Remarking: the experimental data are all from the environments of Inter Xeon CPU E5-24072.20 GHZ,16G RAM DDR3, Windows Server 2012 and Matlab.

Claims

1. A matrix classification method based on inter-class discrimination comprises the following specific steps:

1) firstly, acquiring an image data set: converting the collected image sample into a matrix mode so that a subsequent algorithm can process the image sample, and performing gray level processing on the image data set and performing dimension reduction processing by using a traditional dimension reduction algorithm so as to remove noise;

2) secondly, clustering each class in the training set by using a clustering method to obtain a cluster center;

3) then maximizing the distance between the cluster centers between different classes in the projection space, thereby constructing a new regularization term R_BC；

4) Followed by a regularization term R_BCCombining matrix-mode-oriented classifier MatMHKS to construct a new matrix-mode-oriented classification method CBCMatMHKS, wherein the method frame is minJ ═ R_emp+cR_reg-λR_BCWherein R is_empIs an empirical risk term, R_regIs a regularization item for controlling the smoothness and computational complexity of the whole CBCMatMHKS matrix pattern classification model, and a regularization parameter c is a balance R_empAnd R_regλ is the regulation R_BCThe parameters of (1); training the CBCMatMHKS by using a training set, and solving the optimal solution of the model CBCMatMHKS by using a gradient descent method;

5) then, testing an optimal solution by using the test set, and obtaining an optimal decision function;

6) and finally, calculating the input unknown matrix mode by using the obtained optimal decision function, and classifying the unknown matrix mode according to the output result.

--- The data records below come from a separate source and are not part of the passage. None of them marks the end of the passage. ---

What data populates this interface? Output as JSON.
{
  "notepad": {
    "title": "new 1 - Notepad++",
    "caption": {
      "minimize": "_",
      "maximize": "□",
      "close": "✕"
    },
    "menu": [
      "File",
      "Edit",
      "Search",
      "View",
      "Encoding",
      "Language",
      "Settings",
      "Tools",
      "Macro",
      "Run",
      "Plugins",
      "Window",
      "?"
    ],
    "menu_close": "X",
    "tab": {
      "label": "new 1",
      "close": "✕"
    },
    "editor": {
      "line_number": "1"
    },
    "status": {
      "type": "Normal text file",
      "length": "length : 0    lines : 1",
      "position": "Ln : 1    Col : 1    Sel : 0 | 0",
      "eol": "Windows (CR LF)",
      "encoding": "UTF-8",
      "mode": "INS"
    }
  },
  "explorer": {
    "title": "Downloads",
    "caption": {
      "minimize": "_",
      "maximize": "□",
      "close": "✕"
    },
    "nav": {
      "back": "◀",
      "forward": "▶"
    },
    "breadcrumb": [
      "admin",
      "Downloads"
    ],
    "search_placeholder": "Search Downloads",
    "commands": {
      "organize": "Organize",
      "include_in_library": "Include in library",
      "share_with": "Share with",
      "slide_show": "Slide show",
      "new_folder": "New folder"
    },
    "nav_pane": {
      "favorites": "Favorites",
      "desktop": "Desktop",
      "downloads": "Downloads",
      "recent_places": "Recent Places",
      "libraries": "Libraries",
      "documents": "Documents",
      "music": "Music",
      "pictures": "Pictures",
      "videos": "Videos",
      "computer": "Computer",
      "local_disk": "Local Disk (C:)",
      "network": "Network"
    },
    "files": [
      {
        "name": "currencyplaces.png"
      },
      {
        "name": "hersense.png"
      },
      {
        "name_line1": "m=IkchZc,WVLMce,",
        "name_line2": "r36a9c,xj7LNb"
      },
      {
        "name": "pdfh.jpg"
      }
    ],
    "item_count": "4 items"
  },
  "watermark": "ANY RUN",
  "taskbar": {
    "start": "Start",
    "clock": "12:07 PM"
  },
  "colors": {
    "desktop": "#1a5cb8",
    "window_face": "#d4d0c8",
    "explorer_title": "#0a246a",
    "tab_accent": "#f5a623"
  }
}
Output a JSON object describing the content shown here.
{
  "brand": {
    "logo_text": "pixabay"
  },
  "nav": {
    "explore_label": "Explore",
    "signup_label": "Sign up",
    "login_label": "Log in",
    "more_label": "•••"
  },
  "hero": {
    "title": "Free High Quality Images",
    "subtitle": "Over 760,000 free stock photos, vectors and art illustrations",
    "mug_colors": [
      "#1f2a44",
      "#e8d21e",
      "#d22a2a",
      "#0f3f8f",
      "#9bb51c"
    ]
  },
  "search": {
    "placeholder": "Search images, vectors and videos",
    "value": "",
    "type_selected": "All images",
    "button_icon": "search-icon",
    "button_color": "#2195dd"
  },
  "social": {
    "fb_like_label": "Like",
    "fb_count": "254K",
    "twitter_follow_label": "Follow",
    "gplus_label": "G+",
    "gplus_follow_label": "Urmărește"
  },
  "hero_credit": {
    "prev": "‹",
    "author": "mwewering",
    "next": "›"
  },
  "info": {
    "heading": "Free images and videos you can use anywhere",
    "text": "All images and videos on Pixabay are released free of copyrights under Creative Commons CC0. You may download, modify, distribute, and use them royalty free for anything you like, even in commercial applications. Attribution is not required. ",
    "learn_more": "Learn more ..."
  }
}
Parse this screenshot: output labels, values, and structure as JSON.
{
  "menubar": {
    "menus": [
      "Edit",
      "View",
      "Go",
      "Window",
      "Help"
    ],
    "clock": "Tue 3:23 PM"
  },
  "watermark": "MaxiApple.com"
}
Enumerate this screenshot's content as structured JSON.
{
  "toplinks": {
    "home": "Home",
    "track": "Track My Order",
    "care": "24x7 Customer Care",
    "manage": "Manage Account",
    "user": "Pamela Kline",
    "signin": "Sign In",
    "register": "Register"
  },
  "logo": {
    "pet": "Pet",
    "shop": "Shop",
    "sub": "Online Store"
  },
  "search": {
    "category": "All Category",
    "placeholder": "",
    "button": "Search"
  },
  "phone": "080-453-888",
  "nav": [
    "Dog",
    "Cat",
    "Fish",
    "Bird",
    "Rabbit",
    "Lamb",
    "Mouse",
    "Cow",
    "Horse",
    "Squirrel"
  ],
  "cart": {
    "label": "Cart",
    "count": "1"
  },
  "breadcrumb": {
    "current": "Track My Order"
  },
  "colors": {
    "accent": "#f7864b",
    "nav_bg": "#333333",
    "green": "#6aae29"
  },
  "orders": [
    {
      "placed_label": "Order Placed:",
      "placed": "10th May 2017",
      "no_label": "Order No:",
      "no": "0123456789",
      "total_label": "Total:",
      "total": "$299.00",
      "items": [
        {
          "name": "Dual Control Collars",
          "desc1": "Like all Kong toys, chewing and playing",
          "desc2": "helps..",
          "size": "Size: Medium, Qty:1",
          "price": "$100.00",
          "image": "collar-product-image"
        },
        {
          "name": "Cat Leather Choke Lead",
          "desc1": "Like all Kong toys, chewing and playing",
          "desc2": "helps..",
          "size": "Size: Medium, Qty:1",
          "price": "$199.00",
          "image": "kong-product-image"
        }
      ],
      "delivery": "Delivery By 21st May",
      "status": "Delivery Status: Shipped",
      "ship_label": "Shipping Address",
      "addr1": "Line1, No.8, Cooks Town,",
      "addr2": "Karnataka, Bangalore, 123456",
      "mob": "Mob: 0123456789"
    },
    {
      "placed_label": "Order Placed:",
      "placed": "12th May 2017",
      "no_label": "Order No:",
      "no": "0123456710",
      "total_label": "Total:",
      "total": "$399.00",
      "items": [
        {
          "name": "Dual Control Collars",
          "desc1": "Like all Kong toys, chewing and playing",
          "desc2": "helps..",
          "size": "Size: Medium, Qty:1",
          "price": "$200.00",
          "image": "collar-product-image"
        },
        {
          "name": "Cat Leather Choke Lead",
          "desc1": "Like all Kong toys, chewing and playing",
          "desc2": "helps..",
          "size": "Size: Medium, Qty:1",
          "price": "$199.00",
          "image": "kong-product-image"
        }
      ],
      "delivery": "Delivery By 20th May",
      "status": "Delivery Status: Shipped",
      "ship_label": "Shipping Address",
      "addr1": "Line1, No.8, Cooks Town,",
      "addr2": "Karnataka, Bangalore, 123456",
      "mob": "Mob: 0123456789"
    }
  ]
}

2. The method of claim 1, wherein the matrix classification method based on inter-class discrimination comprises: the regularization term R_BCThe method is to discover the discrimination information between classes by maximizing the distance of cluster centers of different classes in a projection space, and the form of the discrimination information is

Wherein the number of clusters of each class is k_m,m＝1,2，

Is the ith cluster center of the first class,

is the jth cluster center of the second class.